Spiral Notebook: You've been framed

By Giles Broadbent on May 23, 2009 10:21 AM |


Giles Broadbent considers a radical, punitive imposition on errant MPs

I make no apology for returning to the subject of MPs' expenses. I make no apology because it is fully within the rules as laid down in the Columnist's Green Book and it is the system that stinks, not I. Reform cannot come soon enough.

In pursuit of redress, and never one to decline the fruits of another man's labours, my thoughts turned to the Window Tax of 1696. We should reintroduce this much-maligned imposition forthwith.

The new Window Tax 2009 would stipulate that MPs must pay the price of all broken windows in any chamber, constituency residence, tavern or town hall even if they are not directly to blame for being flung through them in the first place.

(Incidentally, the Window Tax was not repealed until 1851 when it was replaced by the "House Duty", a form of words that whooshes straight over the heads of our elected embezzlers like a hungry wig hawk scouting for supper.)

In the doldrums

• I fear for the future. In years to come, all ambition will be spent. Look at the milestones passed in recent months - the first Speaker ousted since 1695; the deepest recession in a century; the first Lords kicked out of Parliament since Oliver Cromwell; the biggest constitutional crisis since the MP for Berwick on Tweed in 1745 knotted his brow with a reef rather than the more traditional Gordian knot.

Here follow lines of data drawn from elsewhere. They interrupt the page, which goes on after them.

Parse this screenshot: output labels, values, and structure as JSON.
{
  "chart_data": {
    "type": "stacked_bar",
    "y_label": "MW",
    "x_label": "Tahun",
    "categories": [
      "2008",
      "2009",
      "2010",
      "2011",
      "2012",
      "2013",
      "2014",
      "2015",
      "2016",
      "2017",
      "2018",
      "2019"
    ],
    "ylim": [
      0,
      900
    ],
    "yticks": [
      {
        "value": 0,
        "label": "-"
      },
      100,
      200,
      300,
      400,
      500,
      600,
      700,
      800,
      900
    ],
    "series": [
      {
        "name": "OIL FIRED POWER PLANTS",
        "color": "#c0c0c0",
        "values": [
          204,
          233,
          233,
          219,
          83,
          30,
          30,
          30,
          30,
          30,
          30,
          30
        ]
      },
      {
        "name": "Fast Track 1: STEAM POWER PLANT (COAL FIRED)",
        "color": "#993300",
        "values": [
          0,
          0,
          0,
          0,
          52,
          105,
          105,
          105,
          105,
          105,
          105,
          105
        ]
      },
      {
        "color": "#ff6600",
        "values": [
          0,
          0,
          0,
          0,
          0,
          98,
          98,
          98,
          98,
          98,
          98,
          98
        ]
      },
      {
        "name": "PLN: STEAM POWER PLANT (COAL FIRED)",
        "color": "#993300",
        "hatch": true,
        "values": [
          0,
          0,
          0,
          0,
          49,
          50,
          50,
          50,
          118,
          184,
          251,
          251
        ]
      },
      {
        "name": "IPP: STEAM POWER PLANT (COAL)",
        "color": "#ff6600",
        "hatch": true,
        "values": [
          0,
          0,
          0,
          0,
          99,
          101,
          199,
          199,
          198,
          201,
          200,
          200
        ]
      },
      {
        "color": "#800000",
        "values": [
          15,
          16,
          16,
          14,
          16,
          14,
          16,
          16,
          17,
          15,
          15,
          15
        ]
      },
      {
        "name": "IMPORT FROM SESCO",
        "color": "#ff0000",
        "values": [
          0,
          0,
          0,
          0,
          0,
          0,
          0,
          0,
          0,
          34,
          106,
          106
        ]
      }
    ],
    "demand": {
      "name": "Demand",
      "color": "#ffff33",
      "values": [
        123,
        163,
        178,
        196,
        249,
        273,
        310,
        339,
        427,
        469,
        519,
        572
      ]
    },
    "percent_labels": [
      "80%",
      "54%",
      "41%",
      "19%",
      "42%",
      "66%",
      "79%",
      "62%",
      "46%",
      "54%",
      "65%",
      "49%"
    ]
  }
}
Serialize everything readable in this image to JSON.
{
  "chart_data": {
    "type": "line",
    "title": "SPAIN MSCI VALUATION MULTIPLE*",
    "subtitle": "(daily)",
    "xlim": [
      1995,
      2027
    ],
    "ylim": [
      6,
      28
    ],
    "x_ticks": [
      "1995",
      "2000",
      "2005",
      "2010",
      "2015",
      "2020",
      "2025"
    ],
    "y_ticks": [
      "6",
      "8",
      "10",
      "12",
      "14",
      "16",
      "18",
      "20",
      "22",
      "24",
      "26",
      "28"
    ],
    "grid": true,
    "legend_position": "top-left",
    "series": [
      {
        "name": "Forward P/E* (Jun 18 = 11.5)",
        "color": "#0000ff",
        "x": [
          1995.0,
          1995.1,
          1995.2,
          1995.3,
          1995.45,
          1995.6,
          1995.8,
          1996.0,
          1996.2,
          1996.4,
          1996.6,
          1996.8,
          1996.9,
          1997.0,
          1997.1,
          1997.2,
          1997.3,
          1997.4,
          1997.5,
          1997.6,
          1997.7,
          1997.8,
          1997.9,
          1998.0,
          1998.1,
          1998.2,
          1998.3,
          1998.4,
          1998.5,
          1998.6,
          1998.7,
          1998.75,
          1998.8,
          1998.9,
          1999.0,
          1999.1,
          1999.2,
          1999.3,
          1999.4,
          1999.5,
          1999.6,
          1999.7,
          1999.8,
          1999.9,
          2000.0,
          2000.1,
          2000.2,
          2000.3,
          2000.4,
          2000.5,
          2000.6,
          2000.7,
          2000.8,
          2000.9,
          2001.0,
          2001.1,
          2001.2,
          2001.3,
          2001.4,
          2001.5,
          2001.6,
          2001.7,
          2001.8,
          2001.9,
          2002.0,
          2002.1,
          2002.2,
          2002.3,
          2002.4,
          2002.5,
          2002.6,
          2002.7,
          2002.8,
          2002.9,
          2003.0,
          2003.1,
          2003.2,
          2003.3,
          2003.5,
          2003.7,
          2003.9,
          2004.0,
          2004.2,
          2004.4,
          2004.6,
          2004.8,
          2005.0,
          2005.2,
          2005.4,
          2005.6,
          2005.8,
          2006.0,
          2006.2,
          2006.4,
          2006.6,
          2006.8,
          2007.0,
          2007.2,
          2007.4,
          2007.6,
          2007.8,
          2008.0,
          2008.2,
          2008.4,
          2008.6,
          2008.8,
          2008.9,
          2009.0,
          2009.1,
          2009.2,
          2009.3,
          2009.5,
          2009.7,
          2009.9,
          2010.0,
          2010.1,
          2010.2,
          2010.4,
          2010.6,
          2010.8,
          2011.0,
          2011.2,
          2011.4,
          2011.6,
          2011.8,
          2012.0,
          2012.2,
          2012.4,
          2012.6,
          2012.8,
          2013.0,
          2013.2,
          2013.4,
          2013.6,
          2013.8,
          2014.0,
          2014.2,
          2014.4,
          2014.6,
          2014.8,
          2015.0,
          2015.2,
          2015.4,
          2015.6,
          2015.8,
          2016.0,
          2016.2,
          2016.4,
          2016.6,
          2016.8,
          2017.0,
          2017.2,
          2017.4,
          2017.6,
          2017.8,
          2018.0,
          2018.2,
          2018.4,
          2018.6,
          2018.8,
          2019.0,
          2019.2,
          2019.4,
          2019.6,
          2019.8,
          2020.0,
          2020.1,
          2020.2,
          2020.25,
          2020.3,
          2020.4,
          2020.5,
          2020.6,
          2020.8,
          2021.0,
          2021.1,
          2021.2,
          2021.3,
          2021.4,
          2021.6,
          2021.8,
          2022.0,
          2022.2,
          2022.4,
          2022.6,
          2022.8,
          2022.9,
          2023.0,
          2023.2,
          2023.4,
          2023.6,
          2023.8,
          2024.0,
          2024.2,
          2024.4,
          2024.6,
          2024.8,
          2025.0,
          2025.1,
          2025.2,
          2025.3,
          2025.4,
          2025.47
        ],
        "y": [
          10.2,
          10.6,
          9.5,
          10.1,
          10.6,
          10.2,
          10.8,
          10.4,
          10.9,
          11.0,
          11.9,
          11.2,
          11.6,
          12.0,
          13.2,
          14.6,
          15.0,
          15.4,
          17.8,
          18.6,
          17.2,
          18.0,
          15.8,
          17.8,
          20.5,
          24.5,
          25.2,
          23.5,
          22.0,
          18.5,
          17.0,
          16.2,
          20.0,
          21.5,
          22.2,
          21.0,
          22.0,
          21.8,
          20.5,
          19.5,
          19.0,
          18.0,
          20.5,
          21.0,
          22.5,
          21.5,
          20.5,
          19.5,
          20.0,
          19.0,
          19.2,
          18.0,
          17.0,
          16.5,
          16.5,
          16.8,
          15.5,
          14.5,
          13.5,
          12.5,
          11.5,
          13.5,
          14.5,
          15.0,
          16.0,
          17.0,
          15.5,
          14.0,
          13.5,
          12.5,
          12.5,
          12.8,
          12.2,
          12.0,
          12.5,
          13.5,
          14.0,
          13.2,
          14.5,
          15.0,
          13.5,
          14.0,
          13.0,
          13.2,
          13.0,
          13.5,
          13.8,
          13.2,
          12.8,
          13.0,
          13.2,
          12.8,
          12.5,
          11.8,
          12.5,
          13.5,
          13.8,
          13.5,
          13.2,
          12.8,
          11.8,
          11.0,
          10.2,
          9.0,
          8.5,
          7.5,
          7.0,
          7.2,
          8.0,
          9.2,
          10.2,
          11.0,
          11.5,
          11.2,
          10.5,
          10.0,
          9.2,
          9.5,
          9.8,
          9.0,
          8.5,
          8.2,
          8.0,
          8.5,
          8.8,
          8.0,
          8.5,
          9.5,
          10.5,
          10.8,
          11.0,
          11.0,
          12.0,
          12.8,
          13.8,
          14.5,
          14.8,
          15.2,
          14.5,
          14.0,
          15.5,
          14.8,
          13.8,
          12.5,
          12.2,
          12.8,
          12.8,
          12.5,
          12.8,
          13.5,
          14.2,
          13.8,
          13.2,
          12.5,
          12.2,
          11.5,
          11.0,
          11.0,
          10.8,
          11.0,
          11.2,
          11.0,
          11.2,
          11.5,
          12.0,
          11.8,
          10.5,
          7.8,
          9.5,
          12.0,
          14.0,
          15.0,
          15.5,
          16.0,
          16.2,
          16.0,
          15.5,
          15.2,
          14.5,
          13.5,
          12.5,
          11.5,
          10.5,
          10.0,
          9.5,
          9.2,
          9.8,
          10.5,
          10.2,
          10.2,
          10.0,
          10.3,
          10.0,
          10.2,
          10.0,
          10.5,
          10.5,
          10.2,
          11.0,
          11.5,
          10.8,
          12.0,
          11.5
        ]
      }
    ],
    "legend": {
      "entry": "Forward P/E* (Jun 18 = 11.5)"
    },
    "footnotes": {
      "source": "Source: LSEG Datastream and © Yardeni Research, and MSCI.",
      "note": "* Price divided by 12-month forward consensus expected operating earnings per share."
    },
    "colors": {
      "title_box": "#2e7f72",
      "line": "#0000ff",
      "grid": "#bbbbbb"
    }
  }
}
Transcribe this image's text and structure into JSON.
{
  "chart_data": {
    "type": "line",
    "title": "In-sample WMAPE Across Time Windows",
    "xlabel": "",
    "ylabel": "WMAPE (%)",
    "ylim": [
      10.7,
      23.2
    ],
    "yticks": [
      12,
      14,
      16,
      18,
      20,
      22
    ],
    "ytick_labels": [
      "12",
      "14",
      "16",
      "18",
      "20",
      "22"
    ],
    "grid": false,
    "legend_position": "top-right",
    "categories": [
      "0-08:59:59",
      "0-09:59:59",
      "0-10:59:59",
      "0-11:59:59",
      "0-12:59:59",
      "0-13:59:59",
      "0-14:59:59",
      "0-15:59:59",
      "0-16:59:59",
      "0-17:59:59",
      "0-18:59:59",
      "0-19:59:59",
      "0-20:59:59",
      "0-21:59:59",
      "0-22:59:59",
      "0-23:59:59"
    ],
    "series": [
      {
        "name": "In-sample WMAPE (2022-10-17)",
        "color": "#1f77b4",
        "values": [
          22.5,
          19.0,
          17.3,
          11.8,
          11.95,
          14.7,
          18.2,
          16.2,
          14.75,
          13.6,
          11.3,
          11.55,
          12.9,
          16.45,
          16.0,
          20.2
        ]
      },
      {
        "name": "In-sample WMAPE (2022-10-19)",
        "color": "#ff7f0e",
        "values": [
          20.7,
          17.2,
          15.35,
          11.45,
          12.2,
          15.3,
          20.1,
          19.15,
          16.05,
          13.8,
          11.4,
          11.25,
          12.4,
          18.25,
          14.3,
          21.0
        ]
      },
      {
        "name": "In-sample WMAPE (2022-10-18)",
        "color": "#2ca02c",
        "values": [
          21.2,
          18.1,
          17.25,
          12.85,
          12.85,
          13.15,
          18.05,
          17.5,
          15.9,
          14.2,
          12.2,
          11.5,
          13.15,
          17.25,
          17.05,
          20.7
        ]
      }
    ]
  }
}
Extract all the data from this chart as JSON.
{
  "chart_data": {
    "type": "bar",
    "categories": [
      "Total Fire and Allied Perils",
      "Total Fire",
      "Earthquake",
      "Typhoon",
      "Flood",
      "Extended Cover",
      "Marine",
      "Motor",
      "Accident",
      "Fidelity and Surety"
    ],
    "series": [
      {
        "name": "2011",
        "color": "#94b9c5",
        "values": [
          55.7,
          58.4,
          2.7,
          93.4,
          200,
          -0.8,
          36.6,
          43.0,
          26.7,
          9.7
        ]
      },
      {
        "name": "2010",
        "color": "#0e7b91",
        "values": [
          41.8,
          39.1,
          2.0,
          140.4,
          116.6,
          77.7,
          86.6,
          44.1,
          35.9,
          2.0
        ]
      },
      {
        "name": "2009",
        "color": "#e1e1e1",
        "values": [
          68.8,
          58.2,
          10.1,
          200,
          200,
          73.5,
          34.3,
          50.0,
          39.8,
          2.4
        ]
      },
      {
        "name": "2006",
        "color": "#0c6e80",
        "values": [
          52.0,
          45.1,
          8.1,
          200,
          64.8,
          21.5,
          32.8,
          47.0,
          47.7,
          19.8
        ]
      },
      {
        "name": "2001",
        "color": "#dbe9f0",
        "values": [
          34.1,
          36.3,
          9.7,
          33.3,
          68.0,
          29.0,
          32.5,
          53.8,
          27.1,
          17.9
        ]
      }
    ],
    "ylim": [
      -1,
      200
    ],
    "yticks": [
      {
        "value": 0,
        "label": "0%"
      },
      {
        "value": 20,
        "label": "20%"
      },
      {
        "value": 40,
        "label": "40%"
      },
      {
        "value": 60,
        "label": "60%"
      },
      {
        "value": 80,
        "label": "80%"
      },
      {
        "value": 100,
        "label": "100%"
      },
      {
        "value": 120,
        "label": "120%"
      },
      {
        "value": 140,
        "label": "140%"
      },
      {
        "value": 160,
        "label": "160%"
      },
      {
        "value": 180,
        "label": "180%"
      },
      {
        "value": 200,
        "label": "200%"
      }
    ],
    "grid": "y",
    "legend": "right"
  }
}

What will we pitch for when all is said and done and stolen and claimed for and reimbursed and repaid in sorrow?

In 10 years' time - new government, settled house prices, recession ended - we'll be as dull and lifeless as the barnet of a slumdog crack addict.

We'll turn our faces to the skies in the hope that climate change will bring us, say, the worst hurricane, the biggest snowfall, the loss of Norfolk. Anything to lift us from our middle-ranking, unremarkable malaise of historical mediocrity.

I still thrill to the sound of a newsreader concluding her statistical analysis with "...since records began".

Dear Diary, I was there when that terrible thing happened. I witnessed history.

Come 2019 we'll be edging through Canary Wharf on Crossrail and the holographic figure of a stately Emily Maitless will echo from the depths of our iLatte™ "...and those are the worst figures..." and we'll perk up before she continues... "since the Great Superlatives Flood of 2009" and we'll sit back and sigh.

We're standing on the shoulders of pygmies, we'll think, secretly yearning for the return of City excesses, free fluffy dusters and a bent peer or two.


Allan B said:

We shall never run out of superatives or excesses while we have journalists. Over a lifetime of non-excess I have constantly wondered [can you constantly wonder?] at the ability of journalists to glean shock, horror and probe stories out of the most barren of fields. Long may you exceed.